Baca Juga: Tipu Gelap Proyek Lampung Selatan, PH: Ada Mediasi Pejabat dan Pelapor
Hal itu terungkap dalam sidang lanjutan perkara atas nama Terdakwa Akbar Bintang Putranto tersebut, yang digelar pada Senin 17 Juli 2023, di Pengadilan Negeri Tanjungkarang.
Dalam persidangan kali ini, Jaksa melakukan pembuktiannya dengan menghadirkan saksi korban atas nama Yusar Riyaman Saleh, untuk dimintai keterangannya di muka persidangan.
Kehadiran Yusar ini, terang saja menjadi momen penting bagi Terdakwa dan Tim Penasihat Hukumnya. Mereka pun mencecar berbagai pertanyaan kepadanya, terutama soal peristiwa-peristiwa hukum, tentang dugaan jual beli proyek dan jabatan.

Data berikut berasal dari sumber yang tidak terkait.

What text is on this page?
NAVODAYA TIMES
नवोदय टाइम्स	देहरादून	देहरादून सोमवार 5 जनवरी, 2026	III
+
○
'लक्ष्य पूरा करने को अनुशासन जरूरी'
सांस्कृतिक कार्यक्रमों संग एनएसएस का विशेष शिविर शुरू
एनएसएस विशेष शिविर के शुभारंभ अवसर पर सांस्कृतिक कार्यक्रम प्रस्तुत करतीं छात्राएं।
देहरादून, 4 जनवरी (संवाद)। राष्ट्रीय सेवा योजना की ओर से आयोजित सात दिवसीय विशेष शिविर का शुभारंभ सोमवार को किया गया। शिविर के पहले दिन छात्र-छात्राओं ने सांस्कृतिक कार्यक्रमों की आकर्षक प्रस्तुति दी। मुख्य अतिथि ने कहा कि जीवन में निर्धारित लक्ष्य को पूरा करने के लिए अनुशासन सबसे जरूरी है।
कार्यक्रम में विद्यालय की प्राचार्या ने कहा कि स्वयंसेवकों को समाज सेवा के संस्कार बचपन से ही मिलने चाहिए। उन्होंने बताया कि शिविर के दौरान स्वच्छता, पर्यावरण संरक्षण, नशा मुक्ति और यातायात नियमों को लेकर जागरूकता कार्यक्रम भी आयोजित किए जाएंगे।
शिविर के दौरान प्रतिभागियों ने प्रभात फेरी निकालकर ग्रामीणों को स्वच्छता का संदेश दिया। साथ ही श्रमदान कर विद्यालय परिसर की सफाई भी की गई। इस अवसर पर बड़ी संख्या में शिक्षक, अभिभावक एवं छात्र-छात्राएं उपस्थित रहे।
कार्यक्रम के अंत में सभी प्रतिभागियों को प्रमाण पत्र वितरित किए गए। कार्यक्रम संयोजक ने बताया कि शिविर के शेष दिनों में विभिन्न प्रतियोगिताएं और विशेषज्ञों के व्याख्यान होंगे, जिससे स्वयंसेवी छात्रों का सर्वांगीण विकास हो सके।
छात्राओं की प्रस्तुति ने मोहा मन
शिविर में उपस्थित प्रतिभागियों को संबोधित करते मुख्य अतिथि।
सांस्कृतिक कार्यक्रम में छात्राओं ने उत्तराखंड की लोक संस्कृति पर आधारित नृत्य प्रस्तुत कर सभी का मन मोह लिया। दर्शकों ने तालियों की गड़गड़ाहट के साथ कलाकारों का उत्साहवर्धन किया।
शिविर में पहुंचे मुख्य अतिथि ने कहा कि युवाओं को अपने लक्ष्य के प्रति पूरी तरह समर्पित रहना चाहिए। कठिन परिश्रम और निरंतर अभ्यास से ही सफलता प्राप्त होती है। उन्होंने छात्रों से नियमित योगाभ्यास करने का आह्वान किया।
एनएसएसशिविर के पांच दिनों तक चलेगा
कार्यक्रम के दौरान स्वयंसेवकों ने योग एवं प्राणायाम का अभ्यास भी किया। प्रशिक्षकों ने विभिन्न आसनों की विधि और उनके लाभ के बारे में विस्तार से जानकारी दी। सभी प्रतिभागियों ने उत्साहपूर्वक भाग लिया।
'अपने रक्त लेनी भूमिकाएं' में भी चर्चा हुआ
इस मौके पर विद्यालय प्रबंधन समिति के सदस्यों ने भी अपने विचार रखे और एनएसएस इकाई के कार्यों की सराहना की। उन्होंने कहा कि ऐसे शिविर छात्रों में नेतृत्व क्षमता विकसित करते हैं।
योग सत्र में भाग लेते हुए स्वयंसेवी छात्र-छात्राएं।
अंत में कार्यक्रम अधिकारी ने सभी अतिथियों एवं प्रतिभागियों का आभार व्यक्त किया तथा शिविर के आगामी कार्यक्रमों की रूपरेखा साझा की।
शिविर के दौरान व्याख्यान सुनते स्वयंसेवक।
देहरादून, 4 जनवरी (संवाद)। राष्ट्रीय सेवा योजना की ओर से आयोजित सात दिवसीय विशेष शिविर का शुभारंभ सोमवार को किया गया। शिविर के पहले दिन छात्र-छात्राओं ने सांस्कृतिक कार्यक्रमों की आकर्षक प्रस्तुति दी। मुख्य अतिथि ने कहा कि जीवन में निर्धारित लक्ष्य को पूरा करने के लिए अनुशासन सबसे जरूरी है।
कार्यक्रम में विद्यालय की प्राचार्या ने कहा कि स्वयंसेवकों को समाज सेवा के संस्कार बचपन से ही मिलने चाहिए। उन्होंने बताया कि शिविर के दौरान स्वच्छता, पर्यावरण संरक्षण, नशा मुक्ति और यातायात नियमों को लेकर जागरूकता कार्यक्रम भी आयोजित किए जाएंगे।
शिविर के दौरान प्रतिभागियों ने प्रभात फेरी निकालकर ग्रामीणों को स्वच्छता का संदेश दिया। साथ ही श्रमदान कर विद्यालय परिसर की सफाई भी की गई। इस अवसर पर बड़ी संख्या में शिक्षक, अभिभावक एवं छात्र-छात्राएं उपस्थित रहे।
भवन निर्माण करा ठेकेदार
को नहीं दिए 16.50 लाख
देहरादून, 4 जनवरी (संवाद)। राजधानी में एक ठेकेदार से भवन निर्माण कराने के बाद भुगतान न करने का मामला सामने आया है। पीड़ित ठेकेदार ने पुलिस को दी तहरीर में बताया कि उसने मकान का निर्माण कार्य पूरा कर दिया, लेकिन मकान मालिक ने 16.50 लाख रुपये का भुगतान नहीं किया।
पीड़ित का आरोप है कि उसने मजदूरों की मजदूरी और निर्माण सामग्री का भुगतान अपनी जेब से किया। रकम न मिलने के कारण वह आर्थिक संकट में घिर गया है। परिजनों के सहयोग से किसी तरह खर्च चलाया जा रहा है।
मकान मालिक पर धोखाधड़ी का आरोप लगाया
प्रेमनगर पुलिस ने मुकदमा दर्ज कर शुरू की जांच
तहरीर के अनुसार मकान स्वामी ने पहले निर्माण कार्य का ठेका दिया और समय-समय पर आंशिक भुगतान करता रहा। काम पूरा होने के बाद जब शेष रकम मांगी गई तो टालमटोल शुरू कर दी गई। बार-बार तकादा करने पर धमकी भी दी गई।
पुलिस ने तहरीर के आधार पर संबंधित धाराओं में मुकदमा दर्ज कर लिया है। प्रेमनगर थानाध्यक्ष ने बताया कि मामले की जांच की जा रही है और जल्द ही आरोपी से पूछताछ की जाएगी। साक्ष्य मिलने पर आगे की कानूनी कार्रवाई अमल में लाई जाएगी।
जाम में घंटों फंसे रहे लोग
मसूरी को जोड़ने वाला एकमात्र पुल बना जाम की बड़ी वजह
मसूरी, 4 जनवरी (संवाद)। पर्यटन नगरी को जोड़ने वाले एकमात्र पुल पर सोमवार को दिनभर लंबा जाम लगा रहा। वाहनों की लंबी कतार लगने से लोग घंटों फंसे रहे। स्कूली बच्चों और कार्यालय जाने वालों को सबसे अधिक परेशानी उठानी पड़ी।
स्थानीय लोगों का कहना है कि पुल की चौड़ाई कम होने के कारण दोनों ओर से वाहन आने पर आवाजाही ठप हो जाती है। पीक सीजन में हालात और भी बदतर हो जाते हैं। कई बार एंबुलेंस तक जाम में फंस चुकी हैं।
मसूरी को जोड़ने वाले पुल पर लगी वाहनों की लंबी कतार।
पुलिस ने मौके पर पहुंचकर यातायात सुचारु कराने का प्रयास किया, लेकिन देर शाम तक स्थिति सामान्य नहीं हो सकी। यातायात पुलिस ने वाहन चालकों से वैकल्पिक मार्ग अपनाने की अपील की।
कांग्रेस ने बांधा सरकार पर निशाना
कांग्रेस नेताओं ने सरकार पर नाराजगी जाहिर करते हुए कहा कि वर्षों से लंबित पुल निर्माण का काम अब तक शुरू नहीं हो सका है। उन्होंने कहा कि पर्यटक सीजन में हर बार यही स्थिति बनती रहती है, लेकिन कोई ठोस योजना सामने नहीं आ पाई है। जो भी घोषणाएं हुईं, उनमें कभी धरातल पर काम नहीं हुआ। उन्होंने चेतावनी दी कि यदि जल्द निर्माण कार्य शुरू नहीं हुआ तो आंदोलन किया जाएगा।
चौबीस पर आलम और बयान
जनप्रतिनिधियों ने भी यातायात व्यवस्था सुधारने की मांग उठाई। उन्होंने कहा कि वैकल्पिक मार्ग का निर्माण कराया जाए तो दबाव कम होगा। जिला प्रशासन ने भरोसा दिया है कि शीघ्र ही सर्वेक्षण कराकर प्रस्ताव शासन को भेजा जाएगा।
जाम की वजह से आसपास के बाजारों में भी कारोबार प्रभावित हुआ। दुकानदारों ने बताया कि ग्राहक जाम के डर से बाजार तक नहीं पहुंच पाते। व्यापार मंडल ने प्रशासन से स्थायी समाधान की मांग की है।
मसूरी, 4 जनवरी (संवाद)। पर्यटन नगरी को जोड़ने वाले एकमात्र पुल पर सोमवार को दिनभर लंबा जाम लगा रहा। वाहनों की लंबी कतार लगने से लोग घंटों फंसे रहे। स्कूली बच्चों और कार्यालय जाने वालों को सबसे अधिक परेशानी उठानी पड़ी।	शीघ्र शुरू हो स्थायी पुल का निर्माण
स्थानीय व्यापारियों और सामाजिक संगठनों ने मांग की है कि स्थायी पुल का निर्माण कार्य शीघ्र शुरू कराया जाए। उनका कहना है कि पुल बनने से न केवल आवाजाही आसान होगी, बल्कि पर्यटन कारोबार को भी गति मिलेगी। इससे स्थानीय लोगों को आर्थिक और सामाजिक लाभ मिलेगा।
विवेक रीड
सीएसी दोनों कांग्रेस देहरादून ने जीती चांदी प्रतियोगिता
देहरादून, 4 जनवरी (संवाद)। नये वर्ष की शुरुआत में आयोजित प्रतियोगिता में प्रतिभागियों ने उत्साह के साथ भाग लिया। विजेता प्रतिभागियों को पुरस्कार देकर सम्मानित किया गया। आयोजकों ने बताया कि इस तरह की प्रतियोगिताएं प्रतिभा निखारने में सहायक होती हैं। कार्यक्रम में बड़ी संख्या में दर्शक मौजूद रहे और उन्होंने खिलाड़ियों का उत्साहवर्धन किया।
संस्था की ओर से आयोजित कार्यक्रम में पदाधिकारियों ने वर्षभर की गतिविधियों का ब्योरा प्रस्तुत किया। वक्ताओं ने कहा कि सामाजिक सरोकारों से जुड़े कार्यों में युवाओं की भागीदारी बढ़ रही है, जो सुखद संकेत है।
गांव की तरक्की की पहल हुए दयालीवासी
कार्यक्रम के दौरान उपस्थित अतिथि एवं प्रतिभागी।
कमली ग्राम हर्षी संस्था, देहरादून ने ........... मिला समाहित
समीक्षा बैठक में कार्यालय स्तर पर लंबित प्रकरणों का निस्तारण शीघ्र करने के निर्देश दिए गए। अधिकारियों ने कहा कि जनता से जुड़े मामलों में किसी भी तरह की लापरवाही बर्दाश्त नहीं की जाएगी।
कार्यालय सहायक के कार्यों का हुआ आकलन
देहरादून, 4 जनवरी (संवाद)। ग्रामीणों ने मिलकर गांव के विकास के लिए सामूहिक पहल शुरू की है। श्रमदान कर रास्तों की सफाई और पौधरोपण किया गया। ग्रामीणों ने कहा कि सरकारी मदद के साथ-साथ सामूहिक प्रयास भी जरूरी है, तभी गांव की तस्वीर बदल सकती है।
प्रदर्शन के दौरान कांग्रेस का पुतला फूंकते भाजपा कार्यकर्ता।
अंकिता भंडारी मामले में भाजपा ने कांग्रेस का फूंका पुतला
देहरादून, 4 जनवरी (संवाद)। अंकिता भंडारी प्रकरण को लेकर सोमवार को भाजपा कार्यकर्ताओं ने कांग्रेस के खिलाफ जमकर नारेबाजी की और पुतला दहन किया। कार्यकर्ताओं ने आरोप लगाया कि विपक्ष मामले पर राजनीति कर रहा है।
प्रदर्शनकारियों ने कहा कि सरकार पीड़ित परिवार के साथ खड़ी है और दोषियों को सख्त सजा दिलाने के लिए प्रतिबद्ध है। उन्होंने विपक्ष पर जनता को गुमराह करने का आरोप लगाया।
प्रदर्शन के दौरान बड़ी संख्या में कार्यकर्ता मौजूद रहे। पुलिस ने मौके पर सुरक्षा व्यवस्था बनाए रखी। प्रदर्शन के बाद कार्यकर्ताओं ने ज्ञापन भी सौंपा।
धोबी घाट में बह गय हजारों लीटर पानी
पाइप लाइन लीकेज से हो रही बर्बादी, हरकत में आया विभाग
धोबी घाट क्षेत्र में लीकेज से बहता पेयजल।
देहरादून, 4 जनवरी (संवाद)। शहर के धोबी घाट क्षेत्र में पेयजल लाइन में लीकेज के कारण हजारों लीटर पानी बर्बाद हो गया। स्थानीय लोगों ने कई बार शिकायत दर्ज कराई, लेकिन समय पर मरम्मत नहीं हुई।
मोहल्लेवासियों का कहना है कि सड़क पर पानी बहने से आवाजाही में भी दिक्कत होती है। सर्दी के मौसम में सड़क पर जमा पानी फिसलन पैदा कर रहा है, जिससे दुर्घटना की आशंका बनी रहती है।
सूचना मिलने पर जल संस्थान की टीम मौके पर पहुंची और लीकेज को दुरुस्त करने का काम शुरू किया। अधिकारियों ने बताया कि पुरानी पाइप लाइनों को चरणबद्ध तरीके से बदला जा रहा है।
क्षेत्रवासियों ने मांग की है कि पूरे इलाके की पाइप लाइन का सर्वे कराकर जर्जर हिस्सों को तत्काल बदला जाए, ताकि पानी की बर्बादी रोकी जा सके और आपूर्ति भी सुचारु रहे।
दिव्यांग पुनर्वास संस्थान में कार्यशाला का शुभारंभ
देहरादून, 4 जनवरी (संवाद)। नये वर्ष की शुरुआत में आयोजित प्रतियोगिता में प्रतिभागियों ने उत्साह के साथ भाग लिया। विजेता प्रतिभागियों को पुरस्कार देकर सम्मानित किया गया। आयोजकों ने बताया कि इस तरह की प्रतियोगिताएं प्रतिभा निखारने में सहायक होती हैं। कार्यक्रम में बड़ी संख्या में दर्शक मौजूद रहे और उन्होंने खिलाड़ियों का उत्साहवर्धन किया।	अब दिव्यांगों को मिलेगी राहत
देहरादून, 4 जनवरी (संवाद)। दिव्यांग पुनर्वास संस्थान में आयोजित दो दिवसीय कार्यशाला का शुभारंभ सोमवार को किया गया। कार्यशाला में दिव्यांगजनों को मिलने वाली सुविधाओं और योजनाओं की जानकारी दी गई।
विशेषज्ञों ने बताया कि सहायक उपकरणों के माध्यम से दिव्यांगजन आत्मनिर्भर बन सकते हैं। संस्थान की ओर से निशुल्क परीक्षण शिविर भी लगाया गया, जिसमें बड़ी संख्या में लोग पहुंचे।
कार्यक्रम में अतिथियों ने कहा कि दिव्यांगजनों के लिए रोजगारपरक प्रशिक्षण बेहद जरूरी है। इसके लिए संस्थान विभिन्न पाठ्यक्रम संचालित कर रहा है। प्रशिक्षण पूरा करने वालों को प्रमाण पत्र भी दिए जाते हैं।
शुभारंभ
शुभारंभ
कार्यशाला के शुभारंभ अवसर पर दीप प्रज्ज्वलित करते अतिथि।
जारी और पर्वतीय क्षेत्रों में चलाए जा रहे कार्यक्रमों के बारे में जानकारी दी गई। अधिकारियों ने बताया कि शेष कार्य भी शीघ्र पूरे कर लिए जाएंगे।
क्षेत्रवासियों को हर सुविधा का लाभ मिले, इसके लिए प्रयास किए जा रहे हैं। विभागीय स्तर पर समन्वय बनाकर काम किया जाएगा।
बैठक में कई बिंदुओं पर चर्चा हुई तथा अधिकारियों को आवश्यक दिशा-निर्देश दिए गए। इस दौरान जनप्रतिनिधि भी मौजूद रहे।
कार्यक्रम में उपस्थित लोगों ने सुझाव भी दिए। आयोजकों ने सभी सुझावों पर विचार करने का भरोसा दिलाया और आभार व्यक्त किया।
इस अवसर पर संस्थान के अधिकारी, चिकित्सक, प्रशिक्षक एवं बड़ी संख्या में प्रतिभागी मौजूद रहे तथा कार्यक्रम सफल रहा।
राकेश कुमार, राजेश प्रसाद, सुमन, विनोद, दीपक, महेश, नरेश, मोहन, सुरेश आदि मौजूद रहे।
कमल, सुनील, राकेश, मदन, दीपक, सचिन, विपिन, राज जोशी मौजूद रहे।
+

Yang dianggap menjadi awal mula perkara ini dimulai, sehingga menyeret Akbar Bintang Putranto menjadi Terdakwa dan diadili dengan sangkan perbuatan tipu gelap, yang disebut merugikan korban mencapai Rp2,6 miliar.
“Saudara sebagai seorang PNS memahami bagaimana mekanisme mendapatkan jabatan,” tanya Ketua Tim Penasihat Hukum Bintang, Rusman Efendi.
“Saya mengetahui. Mereka saat itu hanya meminta biodata saya,” jawab Yusar.
Usai melontarkan pertanyaan itu, Rusman Efendi pun berlanjut mempertanyakan apakah Yusar mengetahui adanya perintah dari Nanang Ermanto kepada Bintang, terkait janji pemberian jabatan terhadapnya.